The answer is rarely straightforward.
The decision depends on several factors, including:
Which anticoagulant you take
Why it was prescribed
Your kidney function
Your overall medical history
The planned treatment area
The anticipated bleeding risk
Whether advice from your GP or hospital specialist is appropriate
Sometimes treatment can proceed without stopping medication. Sometimes a temporary interruption may be appropriate. Occasionally, delaying treatment may be the safest option.
Every recommendation should be individualised.
Why Postgraduate Medical Training Matters
Technical ability is only one part of aesthetic medicine.
The consultation often requires interpretation of complex medical histories, medications, national guidance and procedural risk.
Completing UK postgraduate specialty training develops the ability to:
assess procedural risk
interpret current clinical guidance
recognise contraindications
manage medical complexity
identify when treatment should not proceed
work collaboratively with other healthcare professionals where appropriate
These judgement skills are developed over years of supervised specialist training before practising independently.
The Two-Doctor Principle
One of the ways we maintain high clinical standards at Clinic N°44 is through our Two-Doctor Principle.
For more complex patients—including those taking anticoagulants, living with autoimmune disease or presenting with significant medical histories—both doctors independently review the consultation and proposed treatment plan.
This provides an additional level of clinical oversight and helps ensure that every recommendation is made with patient safety at its centre.
While collaborative case discussion is common within NHS practice, it is less commonly incorporated into aesthetic medicine.
Why We Continue Working in the NHS
Alongside Clinic N°44, we both continue to practise as NHS General Practitioners.
For us, this is an important part of maintaining high clinical standards.
Continuing to work within the NHS means we:
continue managing complex medical patients every week
participate in annual appraisal and five-year GMC revalidation
maintain broad clinical knowledge across all areas of medicine
regularly review updated national guidance
continue learning as medicine evolves
Medicine never stands still, and neither should the clinicians delivering medical aesthetic treatments.
A Good Example: GLP-1 Weight Loss Medication
The increasing use of GLP-1 receptor agonists, such as semaglutide and tirzepatide, is a good example of how quickly medicine evolves.

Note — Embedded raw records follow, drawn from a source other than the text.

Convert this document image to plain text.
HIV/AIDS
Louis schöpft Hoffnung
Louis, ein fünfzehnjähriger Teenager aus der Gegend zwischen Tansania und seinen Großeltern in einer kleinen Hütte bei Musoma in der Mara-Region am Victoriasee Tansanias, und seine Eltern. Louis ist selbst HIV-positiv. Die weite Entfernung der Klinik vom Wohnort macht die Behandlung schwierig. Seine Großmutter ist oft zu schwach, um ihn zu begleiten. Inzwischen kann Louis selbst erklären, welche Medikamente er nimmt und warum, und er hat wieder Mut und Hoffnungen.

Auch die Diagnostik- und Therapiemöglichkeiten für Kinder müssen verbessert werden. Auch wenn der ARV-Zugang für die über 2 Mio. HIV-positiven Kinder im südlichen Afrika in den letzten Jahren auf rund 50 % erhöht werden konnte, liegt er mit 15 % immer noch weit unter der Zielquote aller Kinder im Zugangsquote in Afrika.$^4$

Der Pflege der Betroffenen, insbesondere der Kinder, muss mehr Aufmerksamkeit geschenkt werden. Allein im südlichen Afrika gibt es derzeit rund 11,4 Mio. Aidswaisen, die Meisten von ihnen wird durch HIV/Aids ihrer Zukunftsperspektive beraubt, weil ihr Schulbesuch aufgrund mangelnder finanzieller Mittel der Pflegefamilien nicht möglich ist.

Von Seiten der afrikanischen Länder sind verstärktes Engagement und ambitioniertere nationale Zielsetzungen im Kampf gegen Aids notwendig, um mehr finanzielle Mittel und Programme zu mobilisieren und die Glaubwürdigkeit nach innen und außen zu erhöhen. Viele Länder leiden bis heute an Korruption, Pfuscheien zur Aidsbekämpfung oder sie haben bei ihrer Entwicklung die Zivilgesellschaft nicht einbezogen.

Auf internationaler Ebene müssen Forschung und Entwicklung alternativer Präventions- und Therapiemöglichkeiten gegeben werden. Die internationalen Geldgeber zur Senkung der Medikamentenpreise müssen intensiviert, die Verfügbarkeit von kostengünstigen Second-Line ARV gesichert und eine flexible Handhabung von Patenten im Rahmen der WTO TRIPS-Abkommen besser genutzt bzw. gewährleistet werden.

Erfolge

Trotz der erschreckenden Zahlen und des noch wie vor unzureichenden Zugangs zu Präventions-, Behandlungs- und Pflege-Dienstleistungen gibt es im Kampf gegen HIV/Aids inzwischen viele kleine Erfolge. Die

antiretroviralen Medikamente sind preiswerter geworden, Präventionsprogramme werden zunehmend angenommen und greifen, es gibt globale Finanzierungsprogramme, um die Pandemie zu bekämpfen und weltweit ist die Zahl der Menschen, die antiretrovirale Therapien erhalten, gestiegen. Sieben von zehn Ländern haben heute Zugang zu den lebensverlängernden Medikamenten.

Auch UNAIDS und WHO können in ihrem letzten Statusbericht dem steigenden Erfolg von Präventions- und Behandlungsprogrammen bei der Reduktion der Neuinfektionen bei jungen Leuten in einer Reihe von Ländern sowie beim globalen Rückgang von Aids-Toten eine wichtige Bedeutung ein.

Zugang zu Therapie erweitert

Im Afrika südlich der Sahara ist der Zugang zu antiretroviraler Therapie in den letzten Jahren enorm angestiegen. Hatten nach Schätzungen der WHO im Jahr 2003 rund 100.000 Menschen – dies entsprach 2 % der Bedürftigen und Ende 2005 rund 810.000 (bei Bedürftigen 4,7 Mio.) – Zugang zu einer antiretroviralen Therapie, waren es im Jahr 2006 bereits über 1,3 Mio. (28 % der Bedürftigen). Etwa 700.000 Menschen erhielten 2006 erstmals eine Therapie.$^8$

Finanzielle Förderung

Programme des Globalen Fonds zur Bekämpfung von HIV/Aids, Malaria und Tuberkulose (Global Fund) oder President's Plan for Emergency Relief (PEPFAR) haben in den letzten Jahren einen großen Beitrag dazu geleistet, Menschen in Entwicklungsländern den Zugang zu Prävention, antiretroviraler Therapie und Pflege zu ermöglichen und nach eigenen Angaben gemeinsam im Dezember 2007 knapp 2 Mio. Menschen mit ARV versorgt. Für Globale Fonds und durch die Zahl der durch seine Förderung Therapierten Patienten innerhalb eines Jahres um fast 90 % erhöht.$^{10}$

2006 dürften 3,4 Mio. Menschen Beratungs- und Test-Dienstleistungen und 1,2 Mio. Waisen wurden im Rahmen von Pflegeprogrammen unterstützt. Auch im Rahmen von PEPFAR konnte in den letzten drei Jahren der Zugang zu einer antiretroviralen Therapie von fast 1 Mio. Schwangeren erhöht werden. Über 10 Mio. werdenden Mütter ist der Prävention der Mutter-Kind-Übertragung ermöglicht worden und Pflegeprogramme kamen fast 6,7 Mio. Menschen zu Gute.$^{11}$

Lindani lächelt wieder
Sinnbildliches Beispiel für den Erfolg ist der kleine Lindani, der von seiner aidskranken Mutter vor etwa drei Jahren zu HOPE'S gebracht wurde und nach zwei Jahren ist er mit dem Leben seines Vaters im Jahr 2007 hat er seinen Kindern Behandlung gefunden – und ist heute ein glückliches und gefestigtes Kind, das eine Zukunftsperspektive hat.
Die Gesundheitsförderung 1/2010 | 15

As practising GPs, these medications form part of our wider medical knowledge. We remain familiar with current guidance, recognised benefits, contraindications and potential adverse effects, including the effects of significant weight loss on facial volume and skin quality.
Increasingly, patients seeking facial rejuvenation are taking—or have previously taken—these medications. Understanding the broader medical context allows us to have informed conversations about realistic expectations, treatment timing and the role that collagen-stimulating treatments such as Endolift® may play as part of an overall management plan.
Rather than viewing aesthetic treatments in isolation, we believe they should always be considered alongside a patient's general health, medical history and long-term goals.
Clinical Judgement Matters
Not every patient is suitable for every procedure.
Sometimes the safest recommendation is to delay treatment.
Sometimes it is to seek further information from another healthcare professional.
Sometimes it is to recommend an alternative treatment entirely.
Good aesthetic medicine is not simply about performing procedures—it is about knowing when, why and whether they should be performed.
Our Philosophy at Clinic N°44
At Clinic N°44, every treatment is guided by the same principles that underpin our NHS practice:
UK postgraduate-trained GMC-registered doctors
Evidence-based medicine
Individualised risk assessment
Independent two-doctor review for complex cases
Honest recommendations
Natural-looking results delivered with patient safety at the forefront
We believe patients deserve more than technical expertise alone.
They deserve thoughtful clinical judgement, delivered with professionalism, transparency and a commitment to continually maintaining the highest standards of medical practice.